The interim financial statements presented herein have been prepared pursuant to the rules and regulations of the Securities and Exchange Commission (“SEC”). Certain information and footnote disclosures normally included in financial statements prepared in accordance with generally accepted accounting principles have been condensed or omitted pursuant to such rules and regulations. The interim financial statements should be read in conjunction with the Company’s annual financial statements for the year ended January 31, 2007, notes and accounting policies thereto included in the Company’s Annual Report on Form 10-KSB as filed with the SEC.

In the opinion of management, all adjustments (consisting only of normal recurring adjustments) which are necessary to provide a fair presentation of operating results for the interim periods presented have been made.  The results of operations for the periods presented are not necessarily indicative of the results to be expected for the year.

Interim financial data presented herein are unaudited.

Reorganization

Effective May 19, 2005, Organic Soils.com, Inc. (“Organic Soils.com”) entered into an Agreement and Plan of Reorganization with Inhibetex Therapeutics, Inc.  The Agreement provided for the reorganization of Inhibetex with Organic Soils.com, with the surviving entity adopting the name Inhibiton Therapeutics, Inc. (the “Company”).  In connection with the Agreement, Organic Soils.com acquired all of the issued and outstanding common shares of Inhibetex, on a fully-diluted basis, in exchange for 11,128,000 shares of Organic Soils.com common stock.  At the closing of the Agreement, the shareholders of Inhibetex held  82.7% of the outstanding common stock of Organic Soils.com, resulting in a change in control.

This acquisition was treated as a recapitalization of Inhibetex, with Organic Soils.com as the legal surviving entity.  Since Organic Soils.com had, prior to the recapitalization, minimal assets and no operations, the recapitalization has been accounted for as the sale of 2,323,000 shares of Organic Soils.com common stock for net assets of Inhibetex.  Costs of the transaction were charged to the period in which they were incurred.


F-6

      
INHIBITON THERAPEUTICS, INC.
(A Development Stage Company)
Notes to Condensed Financial Statements
(Unaudited)
 

Derivative Instruments

In connection with the issuances of equity instruments or debt, the Company may issue options or warrants to purchase common stock. In certain circumstances, these options or warrants may be classified as liabilities, rather than as equity. In addition, the equity instrument or debt may contain embedded derivative instruments, such as conversion options or listing requirements, which in certain circumstances may be required to be bifurcated from the associated host instrument and accounted for separately as a derivative liability instrument. The Company accounts for derivative instruments under the provisions of SFAS No. 133, "Accounting for Derivative Instruments and Hedging Activities".


Note 2:  Related Party

At October 31, 2007, the Company owed its officers a total of $305,400 for management services.  The Board of Directors has estimated the value of management services at the monthly rate of $8,000 and $2,000 for the president and treasurer, respectively.  The estimates were determined by comparing the level of effort to the cost of similar labor in the local market.
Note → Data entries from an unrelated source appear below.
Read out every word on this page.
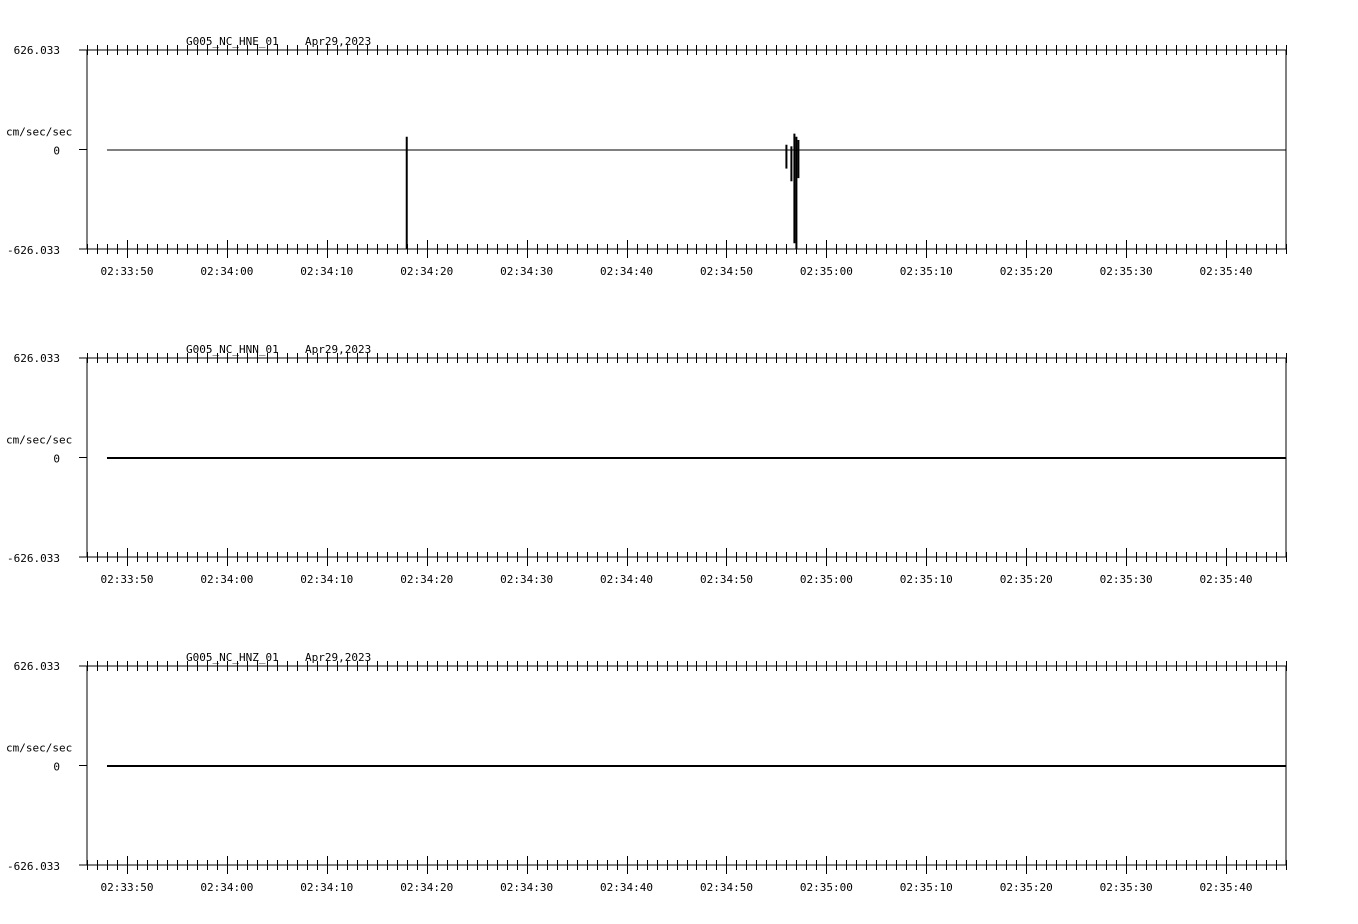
G005_NC_HNE_01 Apr29,2023
626.033
0
-626.033
cm/sec/sec
02:33:50	02:34:00	02:34:10	02:34:20	02:34:30	02:34:40	02:34:50	02:35:00	02:35:10	02:35:20	02:35:30	02:35:40
G005_NC_HNN_01 Apr29,2023
626.033
0
-626.033
cm/sec/sec
02:33:50	02:34:00	02:34:10	02:34:20	02:34:30	02:34:40	02:34:50	02:35:00	02:35:10	02:35:20	02:35:30	02:35:40
G005_NC_HNZ_01 Apr29,2023
626.033
0
-626.033
cm/sec/sec
02:33:50	02:34:00	02:34:10	02:34:20	02:34:30	02:34:40	02:34:50	02:35:00	02:35:10	02:35:20	02:35:30	02:35:40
The Company rents office space from an affiliate at the rate of $750 per month, based on the amount of space occupied by the Company.  Rent expense totaled $6,750 for the nine months ended October 31, 2007.  At October 31, 2007, the Company owed the affiliate a total of $18,325 for rent of office space.
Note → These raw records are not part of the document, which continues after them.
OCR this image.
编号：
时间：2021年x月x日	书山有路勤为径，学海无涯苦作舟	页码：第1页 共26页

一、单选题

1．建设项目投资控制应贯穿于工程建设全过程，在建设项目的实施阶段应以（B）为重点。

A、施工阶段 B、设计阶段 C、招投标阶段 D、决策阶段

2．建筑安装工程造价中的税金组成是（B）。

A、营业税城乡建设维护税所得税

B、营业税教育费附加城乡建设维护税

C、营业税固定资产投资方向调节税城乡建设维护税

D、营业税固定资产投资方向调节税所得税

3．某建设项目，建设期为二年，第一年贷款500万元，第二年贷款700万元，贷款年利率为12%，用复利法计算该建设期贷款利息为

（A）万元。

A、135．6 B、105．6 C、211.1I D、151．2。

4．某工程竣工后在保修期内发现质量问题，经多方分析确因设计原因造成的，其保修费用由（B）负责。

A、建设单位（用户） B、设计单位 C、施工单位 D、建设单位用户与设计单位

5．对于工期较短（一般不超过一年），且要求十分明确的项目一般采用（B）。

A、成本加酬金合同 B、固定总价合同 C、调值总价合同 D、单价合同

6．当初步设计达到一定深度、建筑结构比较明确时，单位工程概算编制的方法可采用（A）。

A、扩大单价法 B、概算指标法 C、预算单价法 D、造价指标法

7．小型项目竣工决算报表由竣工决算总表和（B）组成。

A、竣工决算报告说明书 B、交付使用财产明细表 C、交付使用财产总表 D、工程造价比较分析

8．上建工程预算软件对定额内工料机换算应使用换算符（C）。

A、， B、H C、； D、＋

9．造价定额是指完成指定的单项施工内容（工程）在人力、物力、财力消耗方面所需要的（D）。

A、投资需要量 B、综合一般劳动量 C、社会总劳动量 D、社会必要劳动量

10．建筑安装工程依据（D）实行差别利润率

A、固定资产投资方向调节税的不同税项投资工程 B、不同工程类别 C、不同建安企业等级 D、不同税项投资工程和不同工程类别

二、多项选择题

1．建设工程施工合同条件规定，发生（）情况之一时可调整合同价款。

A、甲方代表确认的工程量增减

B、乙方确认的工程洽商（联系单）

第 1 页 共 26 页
Accounts payable to related parties consisted of the following at October 31, 2007:

Management fees payable to officers
  $
305,400
 
         
Rent payable to company affiliated with officers
   
18,325
 
         
Total accounts payable, related party
  $
323,725
 


Prior to the nine months ended October 31, 2007, the Company issued various promissory notes payable to a trust created by the president of the Company for the benefit of his children, in exchange for cash used for working capital purposes.   The notes bear an interest rate of 8% and are due on demand.  During the nine months ended October 31, 2007, $21,546 of these notes were repaid leaving $274,612 in principal and $24,883 in accrued interest outstanding on all notes payable to the trust at October 31, 2007.


F-7

      
INHIBITON THERAPEUTICS, INC.
(A Development Stage Company)
Notes to Condensed Financial Statements
(Unaudited)
 

During the nine months ended October 31, 2007, the Company made payments of $37,357 on promissory notes payable to a company owned by the president.  The notes bear an interest rate of 8% per annum and are due on demand.  At October 31, 2007, $75,356 in principal and $11,204 in accrued interest remained outstanding on all notes payable to this affiliate.

During the nine months ended October 31, 2007, the Company made payments of $18,541 on  promissory notes payable to the president.  The notes bear an interest rate of 8% per annum and are due on demand.  At October 31, 2007, $671 in principal and $1 in accrued interest remained outstanding on all notes payable to the president.

During the fiscal year ended January 31, 2007, the Company issued a promissory note payable to its secretary totaling $2,000 that was used for working capital purposes.  The note carried an interest rate of 8% per annum and was due on demand.  This note was repaid during the quarter ended April 30, 2007.

During the year ended January 31, 2007, the Company executed two promissory notes with companies affiliated with the Company’s officers in exchange for $31,500.  These notes carry an interest rate of 8% per annum and are due on demand.  As of October 31, 2007, these loans remained outstanding with accrued interest payable of $2,493.

During the quarter ended July 31, 2007, the Company executed a promissory note with a partnership affiliated with the Company’s president in the amount of $5,500.  This note carries an interest rate of 8% and is due on demand.  As of October 31, 2007, the entire balance of this note remains outstanding with accrued interest payable of $127.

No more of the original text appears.